In Phoenix at the annual Meeting on the Mesa this past October, Alliance for Regenerative Medicine CEO Tim Hunt reminded the audience that 13 of the 15 largest pharma companies now have an “active presence” in the CGT space. Novartis, Bristol Myers Squibb, Gilead Sciences, Johnson & Johnson, Astellas Pharma, Bayer, Eli Lilly, Novo Nordisk and Pfizer, are all members of the Alliance for Regenerative Medicine.

Big Pharma looks set to play an increasingly important role in the pace of CGT progress in 2025 and beyond.

1. Record number of FDA approvals

In January 2019, Scott Gottlieb, FDA Commissioner at the time, issued a statement on “new policies expected to advance the development of safe and effective cell and gene therapies.” In the years since, the quote below has rattled through the hall of many an industry conference.

“And by 2025, we predict that the FDA will be approving 10 to 20 cell and gene therapy products a year based on an assessment of the current pipeline and the clinical success rates of these products.”

2024 seemed set to deliver on the promise. Expectations were that up to 17 new cell and gene therapies could get the green light, including groundbreaking treatments for hemophilia A, dystrophic epidermolysis bullosa, and the first adoptive cell therapies for solid tumors.

2024 was indeed up to the task. The CGT industry witnessed a surge in FDA approvals. The number of approved cell and gene therapies now sits at 43. We saw 7 new approvals and some important accelerated approvals in 2024.

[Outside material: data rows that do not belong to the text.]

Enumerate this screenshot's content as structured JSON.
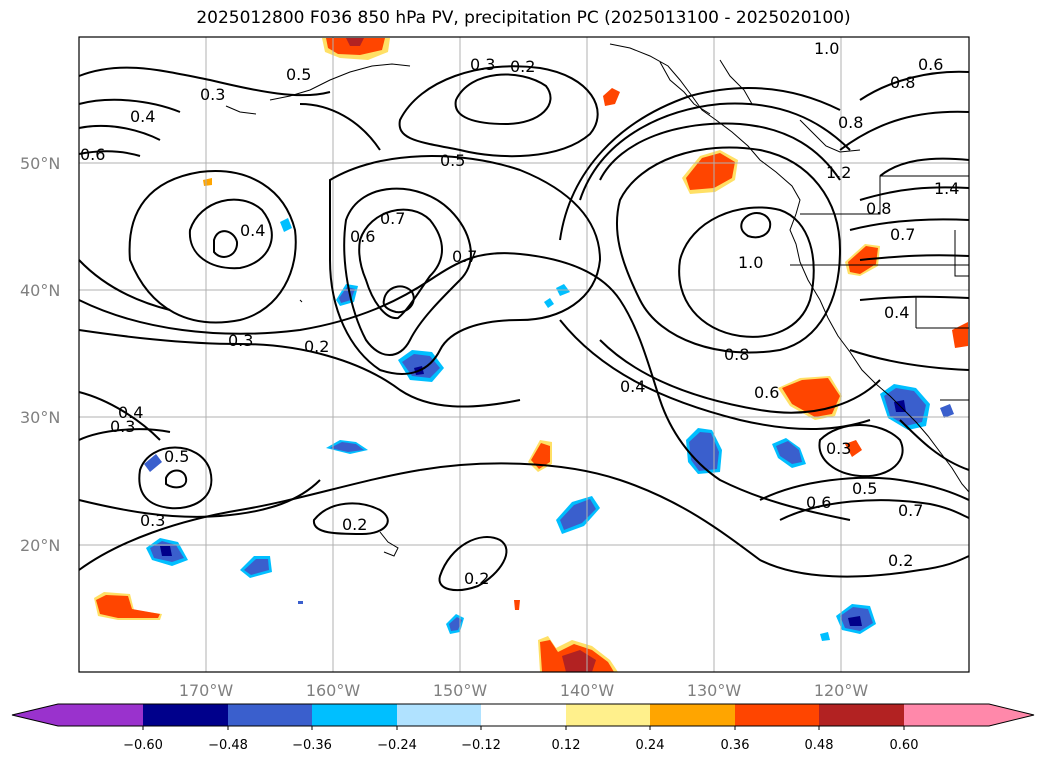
{
  "title": "2025012800 F036 850 hPa PV, precipitation PC (2025013100 - 2025020100)",
  "map": {
    "lat_range": [
      10,
      60
    ],
    "lon_range": [
      -180,
      -110
    ],
    "gridlines": true,
    "lat_labels": [
      "20°N",
      "30°N",
      "40°N",
      "50°N"
    ],
    "lon_labels": [
      "170°W",
      "160°W",
      "150°W",
      "140°W",
      "130°W",
      "120°W"
    ],
    "contour_labels": [
      "1.0",
      "0.8",
      "0.5",
      "0.3",
      "0.2",
      "0.8",
      "0.6",
      "0.3",
      "0.4",
      "0.6",
      "0.4",
      "0.5",
      "0.7",
      "0.6",
      "0.7",
      "0.8",
      "1.2",
      "1.4",
      "0.7",
      "1.0",
      "0.4",
      "0.3",
      "0.2",
      "0.8",
      "0.6",
      "0.4",
      "0.3",
      "0.5",
      "0.4",
      "0.3",
      "0.5",
      "0.6",
      "0.7",
      "0.3",
      "0.2",
      "0.2",
      "0.2"
    ]
  },
  "colorbar": {
    "ticks": [
      "−0.60",
      "−0.48",
      "−0.36",
      "−0.24",
      "−0.12",
      "0.12",
      "0.24",
      "0.36",
      "0.48",
      "0.60"
    ],
    "colors": [
      "#9a32cd",
      "#00008b",
      "#3a5fcd",
      "#00bfff",
      "#b0e2ff",
      "#ffffff",
      "#fff08c",
      "#ffa500",
      "#ff4500",
      "#b22222",
      "#ff88aa"
    ]
  },
  "colors": {
    "contour": "#000000",
    "coast": "#000000",
    "grid": "#b0b0b0",
    "neg_dark": "#00008b",
    "neg_mid": "#3a5fcd",
    "neg_light": "#00bfff",
    "pos_light": "#ffe066",
    "pos_mid": "#ff4500",
    "pos_dark": "#b22222"
  }
}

Recall that in 2023 CBER made changes to its organizational structure “to address the substantial growth in the development of innovative, novel products and the ever-changing public health landscape.” CBER established the Office of Therapeutic Products (OTP). This new “super office” was the result of a reorganization of the Center’s Office of Tissues and Advanced Therapies (OTAT) and included six new offices within the super office structure. Hiring picked up, and if 2024 is any barometer, the changes had a real impact.

So, while we’re still not at 10-20 approvals/yr, as we roll into 2025, the odds tend to be in Dr Gottlieb’s favor! A record number of CGT approvals is my top storyline for the year.